Friday, April 26, 2019

Douglas Messerli | "Against Linear Time" (on the performance Time No Line by John Kelly)

by Douglas Messerli

John Kelly Time No Line / the performance I saw with Pablo Capra was at REDCAT (Roy and Edna Disney/CalArts Theater) on April 25, 2019

It is difficult to know how to describe John Kelly’s one-man performance, Time No Line, which I saw last night at REDCAT in downtown Los Angeles. That difficulty has partly to do with the fact that Kelly’s work is so many different things: a kind of muted autobiographical commentary (this particular work is based on his journals begun in 1976 and continuing into the present), a history of his involvement with dance (he performed briefly with The American Ballet Theater), art (for a while he studied with Larry Rivers), and music (he sings a couple of songs in drag and talks of his passion for opera), a kind of silent film presentation, and, perhaps most importantly, a testimony to the many friends he has lost of AIDS over the years.

     The lean and handsome Kelly has had a fascinating and often horrifying life. Playing, in the past, figures such as Joni Mitchell, Egon Schiele, and Caravaggio, Kelly was himself diagnosed as HIV-positive and broke his neck at another point while learning how to sing on a trapeze while playing the female impersonator of the 1920s, Barbette.
      If there’s a sort of self-obsession about this work simply because the performer puts himself front and center as such a multi-talented actor, there is also a kind of humility in simply putting so many loves, endurances, and embarrassments together.
     As reviewer Dan Callahan wrote in The Village Voice, “Kelly’s Time No Line is less about himself and more about the people he has lost.” The people of whom he speaks, some of them with whom I shared distant friendships, became ghosts that haunt his memory, and even when he is sharing his own artistic experiences, Kelly himself becomes a kind of ghost, explaining—or perhaps, at moments, self-justifying—his highly checkered past from dancing with ballet companies, performing in famed art venues such as La MaMa (where this performance appeared in 2018), The Whitney Museum of Art, the Walker Art Center, The Andy Warhol Museum, The Tate Modern and, as well in far less grand East Village venues such as Limbo Lounge, Pyramid Club, Club 57, and the gay bar The Anvil (where long before his 1980 performances there, I met my first lover, the year before returning to the university to encounter my husband of now almost 50 years.)
      It’s a kind of heady mix to perform a song in one of his drag singer’s persona and in the next minute talk about Bush-appointee to the chair of the National Endowment for the Arts, John Frohnmayer who notoriously nixed NEA grants awarded by that year’s panel to Tim Miller, John Fleck, Holly Hughes, and Karen Finley.At one point Kelly chalks a kind of version of Leonardo Da Vinci’s The Vitruvian Man on the stage floor.
   At moments Kelly reads from his journal before performing unscripted events involving props and interacting with his own images from his past projected on a back screen.
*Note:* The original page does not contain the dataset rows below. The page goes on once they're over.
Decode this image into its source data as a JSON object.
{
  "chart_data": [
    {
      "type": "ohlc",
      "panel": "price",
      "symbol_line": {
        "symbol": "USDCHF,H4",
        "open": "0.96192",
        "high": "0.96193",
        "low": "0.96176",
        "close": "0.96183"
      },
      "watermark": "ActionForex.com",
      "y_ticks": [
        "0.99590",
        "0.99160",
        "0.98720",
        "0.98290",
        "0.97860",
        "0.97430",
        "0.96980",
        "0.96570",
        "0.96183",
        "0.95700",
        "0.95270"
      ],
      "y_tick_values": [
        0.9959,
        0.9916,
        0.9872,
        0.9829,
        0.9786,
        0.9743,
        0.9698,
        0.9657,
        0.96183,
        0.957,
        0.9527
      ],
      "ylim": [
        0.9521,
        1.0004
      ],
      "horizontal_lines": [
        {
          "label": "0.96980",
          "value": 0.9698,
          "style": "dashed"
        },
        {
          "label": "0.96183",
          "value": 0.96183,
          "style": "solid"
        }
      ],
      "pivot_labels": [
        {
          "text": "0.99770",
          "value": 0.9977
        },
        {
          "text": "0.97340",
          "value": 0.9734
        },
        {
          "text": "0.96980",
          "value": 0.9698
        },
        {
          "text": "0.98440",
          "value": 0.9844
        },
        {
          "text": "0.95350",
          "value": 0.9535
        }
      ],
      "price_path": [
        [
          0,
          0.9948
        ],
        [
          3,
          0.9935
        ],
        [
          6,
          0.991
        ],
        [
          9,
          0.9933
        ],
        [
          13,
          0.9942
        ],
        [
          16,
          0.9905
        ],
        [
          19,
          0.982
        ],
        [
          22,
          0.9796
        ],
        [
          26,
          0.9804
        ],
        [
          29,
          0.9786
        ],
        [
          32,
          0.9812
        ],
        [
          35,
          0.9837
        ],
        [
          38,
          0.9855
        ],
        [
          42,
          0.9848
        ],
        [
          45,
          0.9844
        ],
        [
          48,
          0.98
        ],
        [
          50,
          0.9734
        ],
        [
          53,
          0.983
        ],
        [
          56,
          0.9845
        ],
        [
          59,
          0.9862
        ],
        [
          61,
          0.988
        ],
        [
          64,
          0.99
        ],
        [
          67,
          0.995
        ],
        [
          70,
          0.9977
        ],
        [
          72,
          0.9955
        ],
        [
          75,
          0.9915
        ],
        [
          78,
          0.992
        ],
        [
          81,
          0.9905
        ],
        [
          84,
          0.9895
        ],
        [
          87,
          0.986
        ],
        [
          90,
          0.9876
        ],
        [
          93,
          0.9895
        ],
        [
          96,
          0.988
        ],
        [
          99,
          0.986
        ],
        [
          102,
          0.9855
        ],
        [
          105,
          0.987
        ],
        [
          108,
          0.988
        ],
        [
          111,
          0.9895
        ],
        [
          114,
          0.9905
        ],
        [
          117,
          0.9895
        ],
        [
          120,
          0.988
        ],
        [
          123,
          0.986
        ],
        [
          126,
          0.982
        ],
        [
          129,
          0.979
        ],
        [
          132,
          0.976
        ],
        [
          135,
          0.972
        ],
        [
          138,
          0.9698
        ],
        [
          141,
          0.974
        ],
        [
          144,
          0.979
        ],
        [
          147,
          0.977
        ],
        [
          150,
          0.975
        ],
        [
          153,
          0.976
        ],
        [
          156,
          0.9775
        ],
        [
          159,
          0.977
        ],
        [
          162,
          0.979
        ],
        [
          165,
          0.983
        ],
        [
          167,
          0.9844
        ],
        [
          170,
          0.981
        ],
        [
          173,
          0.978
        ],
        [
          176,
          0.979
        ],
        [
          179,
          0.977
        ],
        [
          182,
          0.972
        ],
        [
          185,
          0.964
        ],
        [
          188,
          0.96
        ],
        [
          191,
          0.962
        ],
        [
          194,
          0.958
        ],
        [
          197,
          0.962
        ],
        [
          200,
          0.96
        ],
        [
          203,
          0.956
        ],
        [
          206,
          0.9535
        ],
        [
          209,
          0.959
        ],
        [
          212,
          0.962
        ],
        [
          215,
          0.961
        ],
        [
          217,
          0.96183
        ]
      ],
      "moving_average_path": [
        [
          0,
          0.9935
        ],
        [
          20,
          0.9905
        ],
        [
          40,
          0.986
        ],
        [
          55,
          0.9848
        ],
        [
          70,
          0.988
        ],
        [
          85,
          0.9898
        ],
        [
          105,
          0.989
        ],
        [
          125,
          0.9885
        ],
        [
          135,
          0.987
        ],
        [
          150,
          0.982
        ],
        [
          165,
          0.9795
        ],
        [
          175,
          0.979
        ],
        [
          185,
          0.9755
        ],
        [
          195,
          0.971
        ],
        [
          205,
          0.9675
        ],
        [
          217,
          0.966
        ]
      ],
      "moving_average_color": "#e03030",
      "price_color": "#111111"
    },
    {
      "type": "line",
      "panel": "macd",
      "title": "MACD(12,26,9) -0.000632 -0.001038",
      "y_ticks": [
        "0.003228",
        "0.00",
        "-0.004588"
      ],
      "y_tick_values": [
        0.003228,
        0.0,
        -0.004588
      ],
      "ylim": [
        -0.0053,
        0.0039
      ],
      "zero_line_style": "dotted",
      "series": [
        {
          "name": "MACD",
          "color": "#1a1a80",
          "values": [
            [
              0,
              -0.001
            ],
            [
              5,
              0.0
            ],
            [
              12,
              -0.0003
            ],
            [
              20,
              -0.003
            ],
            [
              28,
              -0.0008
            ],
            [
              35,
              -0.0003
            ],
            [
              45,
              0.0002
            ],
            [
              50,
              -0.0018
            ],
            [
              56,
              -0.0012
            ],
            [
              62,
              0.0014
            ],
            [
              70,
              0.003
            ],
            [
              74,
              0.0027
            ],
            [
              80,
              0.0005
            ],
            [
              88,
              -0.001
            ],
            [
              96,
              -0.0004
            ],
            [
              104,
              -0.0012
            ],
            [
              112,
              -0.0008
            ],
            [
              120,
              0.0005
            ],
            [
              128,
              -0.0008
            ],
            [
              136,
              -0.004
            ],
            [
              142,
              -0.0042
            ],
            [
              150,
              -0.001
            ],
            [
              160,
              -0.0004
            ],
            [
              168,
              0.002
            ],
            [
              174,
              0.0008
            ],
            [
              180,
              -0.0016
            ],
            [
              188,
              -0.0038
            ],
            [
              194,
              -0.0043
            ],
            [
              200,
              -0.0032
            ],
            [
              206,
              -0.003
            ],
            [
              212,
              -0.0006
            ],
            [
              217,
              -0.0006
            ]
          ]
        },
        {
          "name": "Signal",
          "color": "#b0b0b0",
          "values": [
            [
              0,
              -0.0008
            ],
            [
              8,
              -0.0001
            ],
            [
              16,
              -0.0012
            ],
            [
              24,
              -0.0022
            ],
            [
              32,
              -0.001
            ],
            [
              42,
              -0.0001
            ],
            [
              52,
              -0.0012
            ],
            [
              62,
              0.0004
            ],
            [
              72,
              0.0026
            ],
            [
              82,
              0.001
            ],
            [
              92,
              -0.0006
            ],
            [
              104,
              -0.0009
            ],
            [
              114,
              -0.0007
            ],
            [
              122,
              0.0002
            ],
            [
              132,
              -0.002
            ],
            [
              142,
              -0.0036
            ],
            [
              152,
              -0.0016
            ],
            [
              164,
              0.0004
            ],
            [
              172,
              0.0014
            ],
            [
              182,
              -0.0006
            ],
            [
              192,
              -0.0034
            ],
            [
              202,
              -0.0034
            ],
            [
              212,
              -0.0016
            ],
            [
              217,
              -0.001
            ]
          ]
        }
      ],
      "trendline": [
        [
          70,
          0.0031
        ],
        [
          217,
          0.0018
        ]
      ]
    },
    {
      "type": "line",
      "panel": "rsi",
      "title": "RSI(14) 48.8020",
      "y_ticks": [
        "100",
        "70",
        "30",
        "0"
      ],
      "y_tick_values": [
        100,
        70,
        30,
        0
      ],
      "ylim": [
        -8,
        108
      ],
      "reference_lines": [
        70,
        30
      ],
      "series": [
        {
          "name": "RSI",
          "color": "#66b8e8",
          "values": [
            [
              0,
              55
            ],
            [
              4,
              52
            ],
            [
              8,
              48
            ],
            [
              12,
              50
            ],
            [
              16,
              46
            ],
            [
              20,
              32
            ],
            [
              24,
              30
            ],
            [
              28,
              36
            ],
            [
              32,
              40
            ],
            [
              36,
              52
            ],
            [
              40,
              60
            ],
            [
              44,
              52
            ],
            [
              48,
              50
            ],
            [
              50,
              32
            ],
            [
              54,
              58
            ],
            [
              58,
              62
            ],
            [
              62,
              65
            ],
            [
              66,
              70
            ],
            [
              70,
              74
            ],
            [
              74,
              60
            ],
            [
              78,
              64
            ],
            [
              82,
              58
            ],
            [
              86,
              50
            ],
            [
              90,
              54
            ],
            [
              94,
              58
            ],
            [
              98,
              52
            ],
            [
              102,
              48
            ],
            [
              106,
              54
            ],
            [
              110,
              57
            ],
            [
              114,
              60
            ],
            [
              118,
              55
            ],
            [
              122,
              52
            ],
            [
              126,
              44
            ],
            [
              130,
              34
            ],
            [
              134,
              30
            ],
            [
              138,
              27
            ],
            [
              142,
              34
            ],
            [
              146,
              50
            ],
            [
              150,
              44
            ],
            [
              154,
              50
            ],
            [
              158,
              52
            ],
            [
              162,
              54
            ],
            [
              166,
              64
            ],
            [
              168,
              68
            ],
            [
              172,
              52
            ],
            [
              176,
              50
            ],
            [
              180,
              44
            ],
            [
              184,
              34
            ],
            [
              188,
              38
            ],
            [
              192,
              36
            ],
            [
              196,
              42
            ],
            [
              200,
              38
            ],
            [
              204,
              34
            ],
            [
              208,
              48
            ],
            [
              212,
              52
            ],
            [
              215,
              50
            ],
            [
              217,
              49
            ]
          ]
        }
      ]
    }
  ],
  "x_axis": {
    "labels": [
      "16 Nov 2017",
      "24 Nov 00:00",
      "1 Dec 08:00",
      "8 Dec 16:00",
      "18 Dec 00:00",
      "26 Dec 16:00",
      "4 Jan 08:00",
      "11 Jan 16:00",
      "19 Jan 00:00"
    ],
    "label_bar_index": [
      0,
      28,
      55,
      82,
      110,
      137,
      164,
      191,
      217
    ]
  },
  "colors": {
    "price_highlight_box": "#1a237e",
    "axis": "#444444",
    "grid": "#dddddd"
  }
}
It’s quite clear, as Kelly has described himself elsewhere, he is a “range queen,” a bit like performer Joey Arias (whom Kelly mentions in passing), a person who can, instant by instant, transform himself, a kind of artist-warrior who battles notions of gender and a notion of a coherent being.
     To comprehend his performances you have almost to imagine a genius-child dressing up and acting out nearly every figure he loves before his bedroom mirror. Only, the fun thing in this case is that we get to be there, to share his wonderment of human life, even if so many of them people and events are now phantoms. Time, in Kelly’s world is not linear, but endlessly circular and even overlaid with both present and past.
     The rather young—I think I may have been the eldest member of the audience—and sophisticated REDCAT attendees clearly assimilated and enjoyed Kelly’s chameleon-like work, even if they might not always know the figures of whom he speaks and enacts. This man/woman/ child gets to have it all along with the much deserved applause.

Los Angeles, April 26, 2019
Reprinted from USTheater, Opera, and Performance (April 2019).